In the above, the two-stage GM refrigerator 10 has been described as an example of the cryogenic refrigerator. In addition, the present invention can be used in a single-stage GM refrigerator or a three-stage GM refrigerator. Also, the invention can also be applied to a case where a pulse tube refrigerator is used as the cryogenic refrigerator. That is, the motor may be adopted for the driving force of the valve that switches the flow passage of the low-pressure refrigerant gas and the flow passage of the high-pressure refrigerant gas. For example, in a case where such a pulse tube refrigerator is used for cooling of the superconducting coil, the magnetic field generated by the superconducting coil may influence the operation of the motor. In such a case, by adopting the motor 31 with the above-described magnetic member 72, it is possible to reduce the influence of the external magnetic field that is exerted to the driving force of the motor.

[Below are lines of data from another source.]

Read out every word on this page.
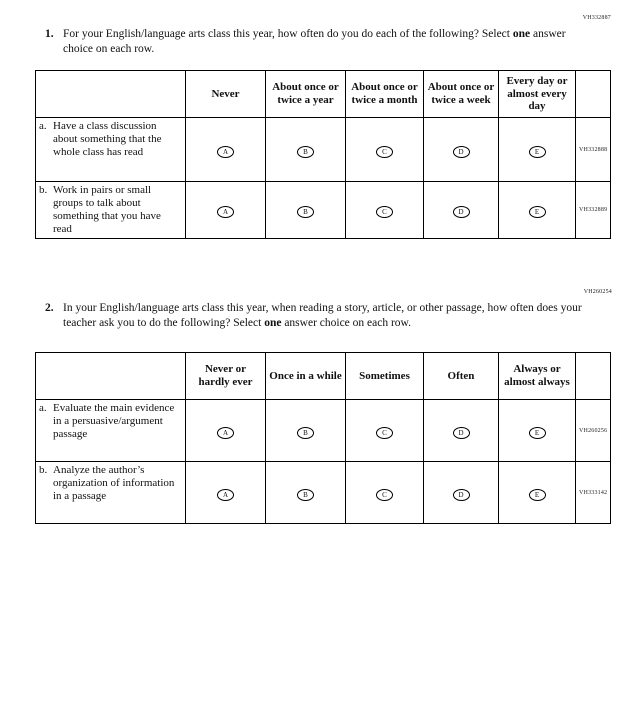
VH332887
1. For your English/language arts class this year, how often do you do each of the following? Select one answer choice on each row.
	Never	About once or twice a year	About once or twice a month	About once or twice a week	Every day or almost every day	

a. Have a class discussion about something that the whole class has read	A	B	C	D	E	VH332888

b. Work in pairs or small groups to talk about something that you have read	A	B	C	D	E	VH332889
VH260254
2. In your English/language arts class this year, when reading a story, article, or other passage, how often does your teacher ask you to do the following? Select one answer choice on each row.
	Never or hardly ever	Once in a while	Sometimes	Often	Always or almost always	

a. Evaluate the main evidence in a persuasive/argument passage	A	B	C	D	E	VH260256

b. Analyze the author’s organization of information in a passage	A	B	C	D	E	VH333142
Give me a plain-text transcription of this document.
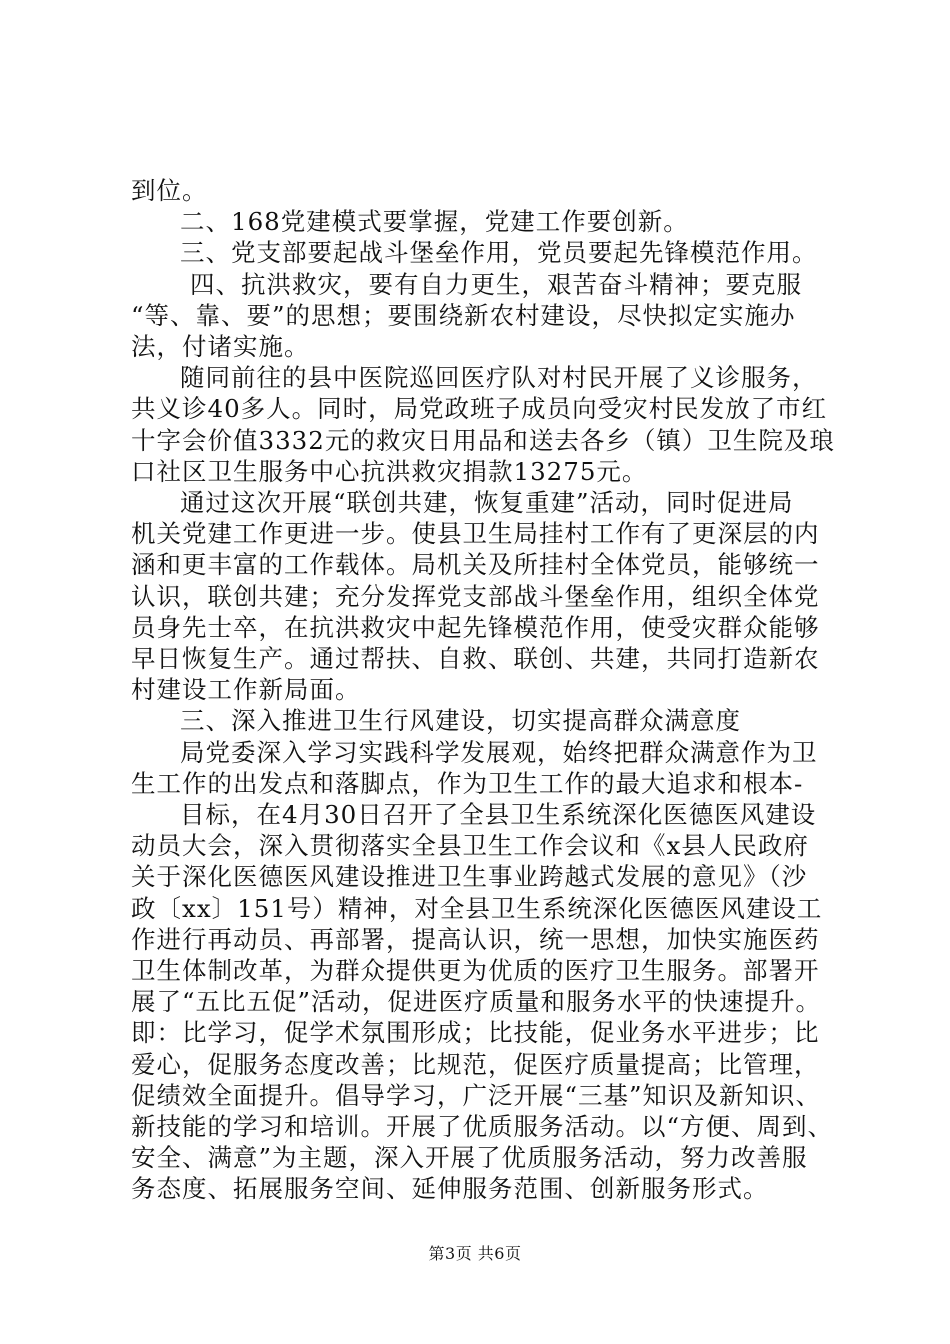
到位。
二、168党建模式要掌握，党建工作要创新。
三、党支部要起战斗堡垒作用，党员要起先锋模范作用。
四、抗洪救灾，要有自力更生，艰苦奋斗精神；要克服
“等、靠、要”的思想；要围绕新农村建设，尽快拟定实施办
法，付诸实施。
随同前往的县中医院巡回医疗队对村民开展了义诊服务，
共义诊40多人。同时，局党政班子成员向受灾村民发放了市红
十字会价值3332元的救灾日用品和送去各乡（镇）卫生院及琅
口社区卫生服务中心抗洪救灾捐款13275元。
通过这次开展“联创共建，恢复重建”活动，同时促进局
机关党建工作更进一步。使县卫生局挂村工作有了更深层的内
涵和更丰富的工作载体。局机关及所挂村全体党员，能够统一
认识，联创共建；充分发挥党支部战斗堡垒作用，组织全体党
员身先士卒，在抗洪救灾中起先锋模范作用，使受灾群众能够
早日恢复生产。通过帮扶、自救、联创、共建，共同打造新农
村建设工作新局面。
三、深入推进卫生行风建设，切实提高群众满意度
局党委深入学习实践科学发展观，始终把群众满意作为卫
生工作的出发点和落脚点，作为卫生工作的最大追求和根本-
目标，在4月30日召开了全县卫生系统深化医德医风建设
动员大会，深入贯彻落实全县卫生工作会议和《x县人民政府
关于深化医德医风建设推进卫生事业跨越式发展的意见》（沙
政〔xx〕151号）精神，对全县卫生系统深化医德医风建设工
作进行再动员、再部署，提高认识，统一思想，加快实施医药
卫生体制改革，为群众提供更为优质的医疗卫生服务。部署开
展了“五比五促”活动，促进医疗质量和服务水平的快速提升。
即：比学习，促学术氛围形成；比技能，促业务水平进步；比
爱心，促服务态度改善；比规范，促医疗质量提高；比管理，
促绩效全面提升。倡导学习，广泛开展“三基”知识及新知识、
新技能的学习和培训。开展了优质服务活动。以“方便、周到、
安全、满意”为主题，深入开展了优质服务活动，努力改善服
务态度、拓展服务空间、延伸服务范围、创新服务形式。
第3页 共6页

It should be understood that the invention is not limited to the above-described embodiment, but may be modified into various forms on the basis of the spirit of the invention. Additionally, the modifications are included in the scope of the invention.

Claims

1. A cryogenic refrigerator comprising:

a rotary valve that switches refrigerant-gas flows in the refrigerator between a low-pressure flow through a refrigerant-gas exhaust passage and a high-pressure flow through a refrigerant-gas supply passage; and

a rotary-valve drive motor including a rotor, a driving rotary shaft penetrating the rotor, a stator surrounding the rotor, and a casing hermetically housing the rotor and the stator, the driving rotary shaft carried on a bearing in the casing, whereby the rotor is positioned radially inward of the stator;

2. The cryogenic refrigerator according to claim 1, wherein the back yoke and the magnetic member are fixed such that a relative position therebetween is unchanged.

3. The cryogenic refrigerator according to claim 1, wherein the magnetic member is fixed to the back yoke via connecting members.

4. The cryogenic refrigerator according to claim 1, wherein the laminated steel plates forming the back yoke are each a steel plate punched to constitute a layer of the back yoke integrally with a layer also constituting the magnetic member.

5. The cryogenic refrigerator according to claim 1, wherein the magnetic member is connected to the back yoke via the casing.

6. The cryogenic refrigerator according to claim 1, wherein a space that communicates with the flow passage of the low-pressure refrigerant gas is provided between the back yoke and the magnetic member.

7. The cryogenic refrigerator according to claim 1, wherein a non-magnetic material is filled between the back yoke and the magnetic member.

8. The cryogenic refrigerator according to claim 1, wherein a non-magnetic region is located radially outward of the back yoke and radially inward of the magnetic member.

9. The cryogenic refrigerator according to claim 1, wherein the laminated steel plates further form the magnetic member integrally with the back yoke.

10. The cryogenic refrigerator according to claim 1, wherein the laminated steel plates further form connecting members integrally with the back yoke, the connecting members directly connecting the magnetic member to the back yoke.

11. The cryogenic refrigerator according to claim 10, wherein the laminated steel plates further form the magnetic member integrally with the back yoke and the connecting members.

12. The cryogenic refrigerator according to claim 10, wherein non-magnetic regions are formed between the magnetic member and the back yoke, and circumferentially alternate with the connecting members.

13. The cryogenic refrigerator according to claim 10, wherein the connecting members radially extend from the back yoke to the magnetic member.